L’ultima volta che l’Italia ha partecipato ai mondiali di calcio era nel 2014; me lo ricordo bene. Non solo perché nel mentre di mondiali ne sono passati già due, ma anche per il famigerato “morso” di Suarez a Chiellini.
Una occasione di “real-time” social media marketing che in tanti brand ripresero e cavalcarono; da McDonald a Puma fino a Barilla che realizzò un post bellissimo (ma sono di parte, lo avevamo fatto noi in Ambito5).
Vivendola da dentro sembrava l’inizio di un nuovo modo, innovativo, di fare marketing, di avvicinare le persone alle marche, di rendere la loro relazione più quotidiana e per certi versi intima.
Poi qualcosa è andato storto.
Anche meno
Ognuno di noi può facilmente identificare tra i suoi amici il mitico “clown da salotto“, giusto? E’ quel tipo (di solito maschio, ahimè) che non può resistere all’impulso di essere il centro dell’universo, monopolizzando ogni conversazione con battute forzate e aneddoti gonfiati. Dopo un po’, diventa come un brano pop ripetuto all’infinito alla radio: irritante e totalmente dimenticabile.
Ora, immagina quel clown con un budget di marketing. Ecco cosa hanno fatto i brand ai social media nell’ultimo decennio. Hanno urlato più forte, hanno cercato di essere più audaci, più virali. E il risultato? Sono diventati il rumore di fondo che tutti noi abbiamo imparato ad ignorare.
Qual’è l’ultimo post di Durex? Ceres? Ryanair? E non mi parlate di Taffo…
Brand costruiti con fatica e sudore che sembrano disposti a vendere l’anima per un po’ di visibilità, trasformando la propria equity in un meme. Mi rendo conto che rischio di passare da boomer; alla fine tutto questo le marche lo fanno per strizzare l’occhio alla generazioneZ, vero?
Ecco, la cosa divertente è che i “giovani” sono già da un’altra parte. Sono così disinteressati da queste tattiche da fare scroll senza nemmeno pensarci due volte. I social sono diventati così un mondo autoreferenziale dove nei commenti, oltre alle risposte piccate dei clienti, trovi solo i complimenti che si scambiano i social media manager per averla detta/fatta più grossa.
E adesso?!
Di “social” c’è poco…
Qualche giorno fa in un post su TikTok Ryanair ha lanciato una promozione, finta, per un buono sconto. Il tono è irriverente, ma forse anche un pò di più, una vera e propria presa in giro dei clienti. I commenti non sono per niente divertiti, anzi.

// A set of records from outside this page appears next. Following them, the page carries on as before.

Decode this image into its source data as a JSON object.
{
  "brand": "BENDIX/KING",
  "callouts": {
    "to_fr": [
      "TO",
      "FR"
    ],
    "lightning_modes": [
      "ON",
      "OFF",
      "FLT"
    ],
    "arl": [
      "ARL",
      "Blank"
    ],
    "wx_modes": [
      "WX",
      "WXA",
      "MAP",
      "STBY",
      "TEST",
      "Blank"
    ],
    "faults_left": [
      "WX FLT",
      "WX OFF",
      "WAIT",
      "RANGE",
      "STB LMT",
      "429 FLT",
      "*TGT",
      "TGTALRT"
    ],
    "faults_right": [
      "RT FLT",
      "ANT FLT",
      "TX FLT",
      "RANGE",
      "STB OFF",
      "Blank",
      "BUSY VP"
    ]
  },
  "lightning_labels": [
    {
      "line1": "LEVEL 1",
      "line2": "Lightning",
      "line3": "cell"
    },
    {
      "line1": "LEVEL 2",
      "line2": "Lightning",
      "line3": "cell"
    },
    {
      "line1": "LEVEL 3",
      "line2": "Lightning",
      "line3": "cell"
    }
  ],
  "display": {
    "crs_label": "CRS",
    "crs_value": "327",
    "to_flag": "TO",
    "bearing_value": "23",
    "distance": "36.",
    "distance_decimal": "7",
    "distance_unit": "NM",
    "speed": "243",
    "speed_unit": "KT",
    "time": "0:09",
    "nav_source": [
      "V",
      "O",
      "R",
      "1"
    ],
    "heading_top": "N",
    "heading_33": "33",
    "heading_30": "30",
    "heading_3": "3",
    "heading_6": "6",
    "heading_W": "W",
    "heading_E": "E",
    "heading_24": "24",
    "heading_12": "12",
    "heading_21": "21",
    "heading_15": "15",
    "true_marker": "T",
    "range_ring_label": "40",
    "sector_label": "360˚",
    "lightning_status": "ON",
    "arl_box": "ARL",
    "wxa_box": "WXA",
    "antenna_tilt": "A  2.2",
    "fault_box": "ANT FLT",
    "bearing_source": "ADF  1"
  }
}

“Vabbè, allora prendo EasyJet”, “Davvero un’ottimo post, adesso mi reco in aeroporto e darò fuoco a un aereo che sta per partire (che bel meme ci uscirà)”, “Si si perculate pure , arriverà il momento in cui fallirete 😉”
La popolarità dei grandi social network come X/Twitter e Instagram sta declinando in modo evidente. Linkedin, crescendo nella sua base utenti, rischia sempre di più di somigliare ad una versione business di Facebook (con i relativi difetti). In generale l’esperienza sui social appare oggi più passiva e omogeneizzata. I contenuti sono decisi dagli algoritmi, che premiano l’engagement a discapito della qualità.
Sia chiaro, io amo gli algoritmi, ma c’è un problema: stanno uccidendo la spontaneità, la casualità delle interazioni umane. È come se fossimo in un ristorante dove il menù è deciso per noi. Non c’è più sorpresa, solo un loop infinito di “più dello stesso“.
Brand sui social: che fare?
Sarò boomer (e due), ma dobbiamo tornare alle basi di questo mestiere. La comunicazione di marca deve “usare” i social media, e non farsi usare o peggio svendersi in cambio di un click/like in più.
L’ironia? E’ fantastica, ma usala con parsimonia, come il sale in una ricetta. Non può e non deve sostituire il rispetto per il pubblico. Il futuro dei social media sarà inevitabilmente più di nicchia, più focalizzato su comunità reali e meno su KPI superficiali.
Insomma cari brand, se continuate a giocare il gioco dell’ironia e del sarcasmo, preparatevi a diventare il rumore di fondo che tutti ignorano. E in un mondo dove l’attenzione è tutto, essere ignorati è la cosa peggiore che possa accadere.
Sempre avanti, condannati all’ottimismo!